A new survey in 2017 of 217,053 American men found that fully 70% were not told about the advantages and disadvantages before undergoing PSA screening for prostate cancer.  As most patients know, effective communication is the cornerstone of a successful doctor-patient relationship in any medical specialty. 

The United States Preventive Services Task Force Statement (USPSTF) is the main government body charged with making evidence-based recommendations about screening tests and behaviors. In 2012, the USPSTF changing its guidance and recommended against PSA testing as several large studies had concluded the risks (of unnecessary biopsy or surgery in many men tested) outweighed the benefits (preventing death due to prostate cancer in a much smaller fraction of men). Organizations still promoting PSA screening, such as the American Urologic Association and American Cancer Society, recommend that providers discuss the potential risks, benefits, and uncertainties with PSA screening. So while practitioners are not legally required to offer such education, it is certainly best practice. Note that in 2017 the USPSTF has just revised their guidance again to say men at average risk age 55-69 should discuss the pros and cons of screening with their health care provider.

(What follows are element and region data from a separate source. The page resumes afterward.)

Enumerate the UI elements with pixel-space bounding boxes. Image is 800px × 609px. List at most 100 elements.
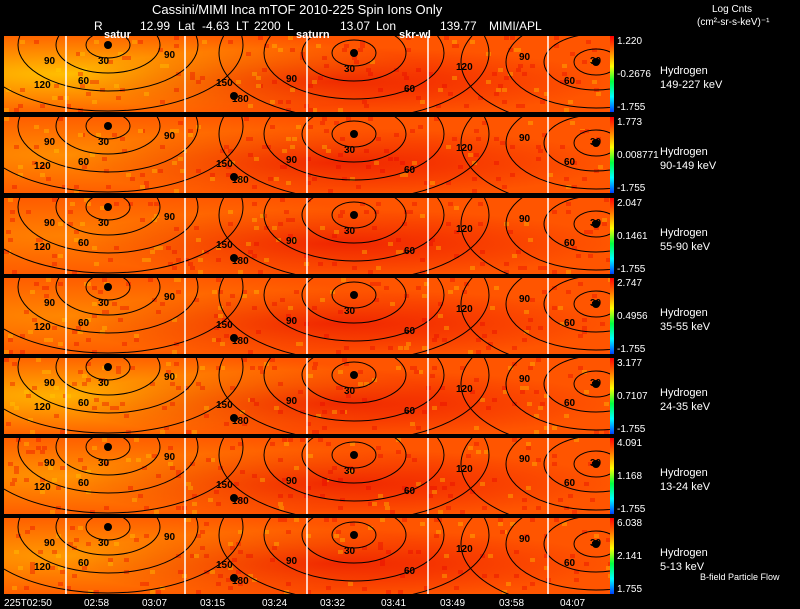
pixel-block — [410, 366, 415, 370]
pixel-block — [503, 390, 508, 394]
pixel-block — [150, 250, 155, 254]
pixel-block — [176, 290, 181, 294]
pixel-block — [484, 450, 489, 454]
pixel-block — [6, 422, 11, 426]
pixel-block — [68, 222, 73, 226]
pixel-block — [460, 366, 465, 370]
pixel-block — [88, 590, 93, 594]
pixel-block — [196, 590, 201, 594]
pixel-block — [582, 60, 587, 64]
pixel-block — [196, 238, 201, 242]
pixel-block — [468, 350, 473, 354]
pixel-block — [278, 502, 283, 506]
spectrogram-panel: 30 60 90 120 150 180 30 60 120 30 60 90 90 90 — [4, 36, 610, 112]
pixel-block — [470, 40, 475, 44]
pixel-block — [132, 498, 137, 502]
pixel-block — [46, 370, 51, 374]
pixel-block — [341, 278, 346, 282]
pixel-block — [120, 137, 125, 141]
pixel-block — [176, 506, 181, 510]
contour-label: 30 — [344, 546, 356, 557]
colorbar-min: -1.755 — [617, 504, 646, 515]
contour-label: 60 — [78, 478, 90, 489]
panel-label: Hydrogen 35-55 keV — [660, 306, 710, 334]
pole-marker — [104, 41, 112, 49]
pixel-block — [538, 266, 543, 270]
pixel-block — [527, 402, 532, 406]
pixel-block — [312, 177, 317, 181]
pixel-block — [572, 161, 577, 165]
pixel-block — [530, 64, 535, 68]
pixel-block — [200, 546, 205, 550]
pixel-block — [420, 100, 425, 104]
pixel-block — [18, 173, 23, 177]
pixel-block — [428, 242, 433, 246]
pixel-block — [252, 185, 257, 189]
pixel-block — [322, 482, 327, 486]
pixel-block — [86, 282, 91, 286]
pixel-block — [258, 366, 263, 370]
pixel-block — [400, 173, 405, 177]
pixel-block — [356, 185, 361, 189]
species-label: Hydrogen — [660, 146, 708, 158]
pixel-block — [372, 226, 377, 230]
pixel-block — [242, 422, 247, 426]
x-tick-label: 03:24 — [262, 598, 288, 609]
colorbar-max: 6.038 — [617, 518, 643, 529]
pixel-block — [44, 129, 49, 133]
pixel-block — [486, 406, 491, 410]
contour-line — [331, 521, 377, 549]
pixel-block — [124, 306, 129, 310]
colorbar-mid: 1.168 — [617, 471, 643, 482]
pixel-block — [308, 108, 313, 112]
pixel-block — [326, 442, 331, 446]
pixel-block — [522, 338, 527, 342]
contour-line — [301, 278, 407, 324]
contour-line — [4, 117, 244, 193]
contour-line — [218, 198, 490, 274]
pixel-block — [516, 48, 521, 52]
pixel-block — [156, 474, 161, 478]
pixel-block — [104, 402, 109, 406]
colorbar-min: -1.755 — [617, 344, 646, 355]
contour-line — [301, 36, 407, 82]
pixel-block — [564, 414, 569, 418]
contour-line — [263, 117, 445, 181]
pixel-block — [134, 538, 139, 542]
pixel-block — [264, 44, 269, 48]
pixel-block — [228, 210, 233, 214]
pixel-block — [130, 366, 135, 370]
pixel-block — [536, 358, 541, 362]
pixel-block — [396, 238, 401, 242]
pixel-block — [100, 206, 105, 210]
pixel-block — [130, 534, 135, 538]
pixel-block — [450, 482, 455, 486]
pixel-block — [66, 586, 71, 590]
pixel-block — [136, 458, 141, 462]
pixel-block — [596, 137, 601, 141]
contour-label: 60 — [564, 558, 576, 569]
pixel-block — [528, 121, 533, 125]
contour-label: 60 — [78, 238, 90, 249]
pixel-block — [582, 318, 587, 322]
pixel-block — [348, 582, 353, 586]
pixel-block — [416, 68, 421, 72]
pixel-block — [226, 578, 231, 582]
pixel-block — [104, 506, 109, 510]
contour-line — [4, 438, 244, 514]
pixel-block — [570, 52, 575, 56]
pixel-block — [82, 566, 87, 570]
pixel-block — [394, 157, 399, 161]
pixel-block — [558, 498, 563, 502]
pixel-block — [498, 522, 503, 526]
colorbar-mid: -0.2676 — [617, 69, 651, 80]
pixel-block — [470, 490, 475, 494]
pixel-block — [308, 125, 313, 129]
pixel-block — [526, 486, 531, 490]
pixel-block — [92, 406, 97, 410]
pixel-block — [376, 446, 381, 450]
pixel-block — [508, 48, 513, 52]
pixel-block — [596, 92, 601, 96]
x-tick-label: 03:58 — [499, 598, 525, 609]
contour-line — [301, 358, 407, 404]
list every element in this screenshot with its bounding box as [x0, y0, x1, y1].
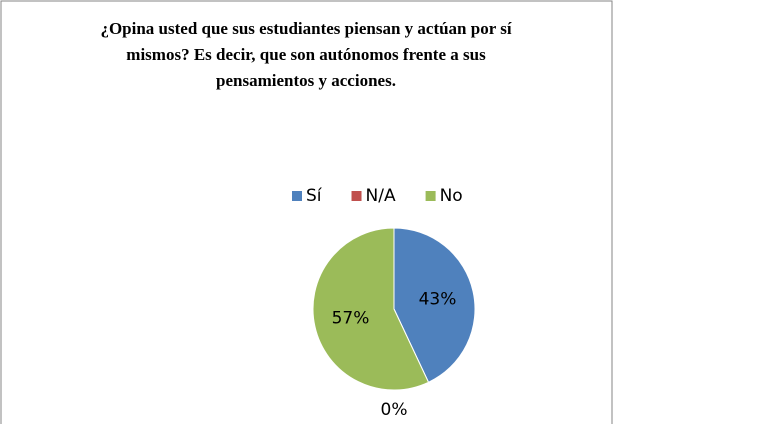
chart-border — [0, 0, 613, 424]
legend-label: No — [440, 186, 463, 206]
legend-label: N/A — [366, 186, 396, 206]
pie-slice — [312, 227, 430, 391]
legend-swatch — [351, 191, 362, 201]
legend-label: Sí — [306, 186, 323, 206]
legend-swatch — [425, 191, 436, 201]
data-label: 43% — [419, 289, 457, 309]
pie-slice — [393, 227, 476, 383]
legend-swatch — [292, 191, 302, 201]
data-label: 57% — [332, 309, 370, 329]
chart-title: ¿Opina usted que sus estudiantes piensan… — [100, 19, 512, 90]
data-label: 0% — [381, 400, 408, 420]
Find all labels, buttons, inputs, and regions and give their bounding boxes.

In the survey, there were 105,812 men over the age of 40 with complete information available. 39% of them were told only about advantages of the testing, which is dangerously misleading given the proven potential harms of overdiagnosis (unnecessary biopsy) and overtreatment (unnecessary surgery or radiation therapy) for low-grade, non-lethal forms of prostate cancer. Just over 30% of patients had no discussion about the PSA test, an even bigger oversight. The number of men who received full counseling before agreeing to testing decreased between 2012 and 2014. This occurred across all income, racial/ethnic, educational status, and insurance status groups, and therefore is clearly due to problems with practitioners and the healthcare system as opposed to social biases.

A helpful graphic to understand the pros and cons of PSA screening provided by the USPSTF can be found at https://screeningforprostatecancer.org/get-the-facts/

All this discussion of screening overlooks the biggest problem of all with screening, which is that it completely overshadows any discussion of actual prevention of prostate cancer. This needs to start much earlier (even in childhood), focusing on eating a whole-foods, minimally-processed, plant-centered diet and getting plenty of exercise.  There are many natural approaches such as diet and lifestyle changes, supplements and herbal preparations that can help prostate cancer as well.


Turini GA III, Gjelsvik A, Renzulli RJ II (2017) The state of prescreening discussions about prostate-specific antigen testing following implementation of the 2012 United States Preventive Services Task Force Statement. Urology http://dx.doi.org/10.1016/j.urology.2016.12.069 [epub before publication]

Loeb S, Bjurlin M, Nicholson J, et al. Overdiagnosis and overtreatment of prostate cancer. Eur Urol 2014; 65(6): 1046–1055.